Quando Arturo Diaconale bocciò la nomina di Verdelli

Come la politica si è ripresa la Rai (Feltrinelli) è un libro di Carlo Verdelli, direttore di Repubblica, vice direttore del Corriere della Sera e di Epoca e quindi primo direttore editoriale per l’offerta informativa di Viale Mazzini da novembre 2015 a gennaio 2017. Il libro è uscito nelle librerie nel marzo del 2019. Insospettabile quindi di favoreggiamenti verso la destra. Salito al settimo piano di Viale Mazzini crea una propria squadra, ingaggia tra gli altri Francesco Merlo di Repubblica e prepara un piano per l’informazione. Verdelli entra in collisione con Monica Maggioni, la giornalista del Tg1 diventata presidente della Rai, l’Usigrai non gradisce la nomina ma è Arturo Diaconale che, con il suo modo franco e tranciante, stronca la decisione. Arturo Diaconale è l’unico consigliere, scriveranno i giornali, che vota contro la nomina.

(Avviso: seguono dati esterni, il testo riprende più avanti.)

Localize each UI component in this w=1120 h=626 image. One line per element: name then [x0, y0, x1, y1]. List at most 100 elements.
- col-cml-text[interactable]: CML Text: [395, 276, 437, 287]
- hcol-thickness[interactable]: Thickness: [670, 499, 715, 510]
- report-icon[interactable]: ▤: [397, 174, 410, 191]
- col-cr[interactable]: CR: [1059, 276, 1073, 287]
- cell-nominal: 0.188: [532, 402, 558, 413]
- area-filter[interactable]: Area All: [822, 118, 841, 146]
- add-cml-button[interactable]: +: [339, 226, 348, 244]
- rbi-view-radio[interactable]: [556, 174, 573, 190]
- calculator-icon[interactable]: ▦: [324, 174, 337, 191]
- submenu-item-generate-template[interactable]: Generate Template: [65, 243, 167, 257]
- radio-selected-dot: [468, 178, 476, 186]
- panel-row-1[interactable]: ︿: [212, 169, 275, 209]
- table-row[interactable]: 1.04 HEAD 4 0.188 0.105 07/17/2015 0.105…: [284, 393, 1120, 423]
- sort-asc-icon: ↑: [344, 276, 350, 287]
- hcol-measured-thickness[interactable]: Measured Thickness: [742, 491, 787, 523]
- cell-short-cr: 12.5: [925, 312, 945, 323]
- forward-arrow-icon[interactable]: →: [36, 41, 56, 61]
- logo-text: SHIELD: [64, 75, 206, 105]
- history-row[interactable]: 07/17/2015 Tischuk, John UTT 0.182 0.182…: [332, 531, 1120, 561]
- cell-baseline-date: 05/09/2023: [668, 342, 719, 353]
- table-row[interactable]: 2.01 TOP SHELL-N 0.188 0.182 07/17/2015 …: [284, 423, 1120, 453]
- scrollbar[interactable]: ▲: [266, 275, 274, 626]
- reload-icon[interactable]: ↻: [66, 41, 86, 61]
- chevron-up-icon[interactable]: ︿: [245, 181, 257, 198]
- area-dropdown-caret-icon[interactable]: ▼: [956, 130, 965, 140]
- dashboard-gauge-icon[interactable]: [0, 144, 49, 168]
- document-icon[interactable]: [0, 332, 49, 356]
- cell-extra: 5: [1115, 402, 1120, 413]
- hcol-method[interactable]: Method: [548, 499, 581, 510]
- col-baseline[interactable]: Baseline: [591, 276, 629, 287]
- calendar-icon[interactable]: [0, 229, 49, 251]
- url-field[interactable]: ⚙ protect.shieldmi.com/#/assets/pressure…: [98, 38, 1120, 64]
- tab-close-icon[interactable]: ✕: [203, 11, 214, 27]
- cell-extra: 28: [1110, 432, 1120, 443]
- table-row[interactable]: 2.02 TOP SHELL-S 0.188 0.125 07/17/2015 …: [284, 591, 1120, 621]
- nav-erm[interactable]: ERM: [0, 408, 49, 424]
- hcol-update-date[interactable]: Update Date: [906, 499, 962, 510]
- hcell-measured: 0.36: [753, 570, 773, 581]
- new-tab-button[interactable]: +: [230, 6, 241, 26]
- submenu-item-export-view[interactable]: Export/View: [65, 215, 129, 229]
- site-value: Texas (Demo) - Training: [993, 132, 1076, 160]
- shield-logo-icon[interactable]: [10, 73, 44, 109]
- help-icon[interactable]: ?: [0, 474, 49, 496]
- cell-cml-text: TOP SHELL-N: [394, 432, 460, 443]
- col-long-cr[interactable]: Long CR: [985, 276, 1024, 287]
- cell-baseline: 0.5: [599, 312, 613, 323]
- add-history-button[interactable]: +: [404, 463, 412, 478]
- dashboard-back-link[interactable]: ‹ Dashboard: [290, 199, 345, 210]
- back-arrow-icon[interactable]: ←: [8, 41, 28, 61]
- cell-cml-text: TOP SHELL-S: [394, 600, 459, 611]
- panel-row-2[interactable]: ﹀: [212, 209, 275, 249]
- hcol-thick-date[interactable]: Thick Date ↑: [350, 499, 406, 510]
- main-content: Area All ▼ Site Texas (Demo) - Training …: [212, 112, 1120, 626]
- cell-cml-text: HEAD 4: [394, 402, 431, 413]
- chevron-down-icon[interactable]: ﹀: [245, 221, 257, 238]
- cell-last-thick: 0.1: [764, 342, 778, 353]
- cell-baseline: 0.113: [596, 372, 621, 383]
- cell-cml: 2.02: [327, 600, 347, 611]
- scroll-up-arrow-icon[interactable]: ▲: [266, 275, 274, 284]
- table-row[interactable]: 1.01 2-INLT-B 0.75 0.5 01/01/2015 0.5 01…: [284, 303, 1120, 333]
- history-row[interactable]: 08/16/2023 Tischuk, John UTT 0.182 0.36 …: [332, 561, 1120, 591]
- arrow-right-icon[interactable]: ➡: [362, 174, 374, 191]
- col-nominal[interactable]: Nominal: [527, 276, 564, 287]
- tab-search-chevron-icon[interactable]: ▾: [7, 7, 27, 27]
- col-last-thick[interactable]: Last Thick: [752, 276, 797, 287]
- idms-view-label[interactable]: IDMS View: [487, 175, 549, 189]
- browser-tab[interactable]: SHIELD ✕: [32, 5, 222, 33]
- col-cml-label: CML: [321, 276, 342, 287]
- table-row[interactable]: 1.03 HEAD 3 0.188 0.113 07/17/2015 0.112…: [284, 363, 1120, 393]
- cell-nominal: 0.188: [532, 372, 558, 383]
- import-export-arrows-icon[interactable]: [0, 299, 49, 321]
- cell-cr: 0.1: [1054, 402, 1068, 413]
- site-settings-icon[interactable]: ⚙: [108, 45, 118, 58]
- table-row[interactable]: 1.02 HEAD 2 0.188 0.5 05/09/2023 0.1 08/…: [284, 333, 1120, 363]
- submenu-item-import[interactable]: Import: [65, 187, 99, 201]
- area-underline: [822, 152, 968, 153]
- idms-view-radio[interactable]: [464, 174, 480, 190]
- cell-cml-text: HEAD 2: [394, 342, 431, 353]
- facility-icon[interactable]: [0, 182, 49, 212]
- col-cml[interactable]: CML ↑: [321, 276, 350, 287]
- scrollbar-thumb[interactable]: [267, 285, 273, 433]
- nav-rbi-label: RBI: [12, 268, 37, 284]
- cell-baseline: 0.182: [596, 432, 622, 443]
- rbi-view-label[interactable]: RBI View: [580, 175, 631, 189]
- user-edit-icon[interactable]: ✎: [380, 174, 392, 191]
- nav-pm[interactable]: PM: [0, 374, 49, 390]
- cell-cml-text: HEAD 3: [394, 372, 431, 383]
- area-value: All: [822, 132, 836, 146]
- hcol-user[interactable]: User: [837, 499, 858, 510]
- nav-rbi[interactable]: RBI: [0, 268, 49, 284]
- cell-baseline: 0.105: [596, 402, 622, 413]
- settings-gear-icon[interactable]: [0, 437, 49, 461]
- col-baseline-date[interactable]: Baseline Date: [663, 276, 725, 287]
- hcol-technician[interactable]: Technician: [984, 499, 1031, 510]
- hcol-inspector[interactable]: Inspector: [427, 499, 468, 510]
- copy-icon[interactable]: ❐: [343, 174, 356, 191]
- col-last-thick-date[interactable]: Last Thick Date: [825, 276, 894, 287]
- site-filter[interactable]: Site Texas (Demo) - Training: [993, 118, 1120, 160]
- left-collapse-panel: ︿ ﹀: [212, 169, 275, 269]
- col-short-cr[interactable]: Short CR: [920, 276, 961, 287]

Perché? L’argomentazione è semplice risponde il direttore dell’Opinione: “Verdelli venendo dal Corriere della Sera e avendo collaborato con Repubblica è espressione di un certo tipo di rapporti con due lobby molto forti, la Fiat e De Benedetti che sono i due puntelli principali del premier Matteo Renzi”. Un Verdelli folgorato sulla via della Val di Chiana e cioè un renziano della seconda ora. Verdelli aveva anche proposto di far tornare Gad Lerner e Michele Santoro, la volontà di inserire nel piano editoriale per l’offerta informativa una Newsroom Italia, la nascita di TgSud e il trasferimento del Tg2 a Milano. Le polemiche derivate dalle anticipazioni dell’Espresso portano alle dimissioni di Merlo (“non ci sono le condizioni per portare a termine il compito che mi era stato offerto”) e a seguire si dimette anche Verdelli il 3 gennaio 2017 dopo un Consiglio informale.

Verdelli si vendica scrivendo con gli occhi di ex direttore di veti, fuoco amico, lobby, intrighi. Attribuisce al vicepremier Luigi Di Maio l’intenzione di “mettere le mani sulla Rai, farla ripartire per una sfida che dovrà essere combattuta dal presidente Marcello Foa e dall’amministratore delegato Fabrizio Salini”, amici evidentemente del Movimento 5 stelle. Ecco allora il titolo del libro: La politica si è ripresa la Rai. E Telemeloni dov’era? Vediamo cosa scrive una giornalista osannata dalla sinistra progressista? In una paginata del Corriere della Sera del 16 luglio 2018 Milena Gabanelli (ex Report su Rai 3 di Angelo Guglielmi) scrive: “La più grande azienda culturale del Paese è rimasta invischiata nelle clientele e nelle inefficienze di sempre. Mamma Rai impiega 13.058 dipendenti, di cui 1.760 giornalisti divisi in 8 testate: Tg1, Tg2, Tg3, Tgr, Rainews 24, il Giornale Radio, Rai Parlamento e Rai sport. Il contratto giornalistico Rai è il più blindato d’Italia: il costo azienda medio è di 200mila per ciascuno dei 210 capiredattori, 140mila per i 300 capiservizio, 70mila per i neoassunti”. Nel mondo nessuna tivù pubblica ha tanti telegiornali nazionali. Un’anomalia che risale ai tempi della lottizzazione: a ogni partito la sua area d’influenza. Questa è la Rai che ha effettuato tanti giri di giostra a partire dal grande cronista Vittorio Veltroni (padre di Walter), da Willy de Luca a Biagio Agnes con la protezione del fanfaniano Ettore Bernabei, senza dimenticare il socialista Enrico Manca e i comunisti Antonio Tatò e Sandro Curzi.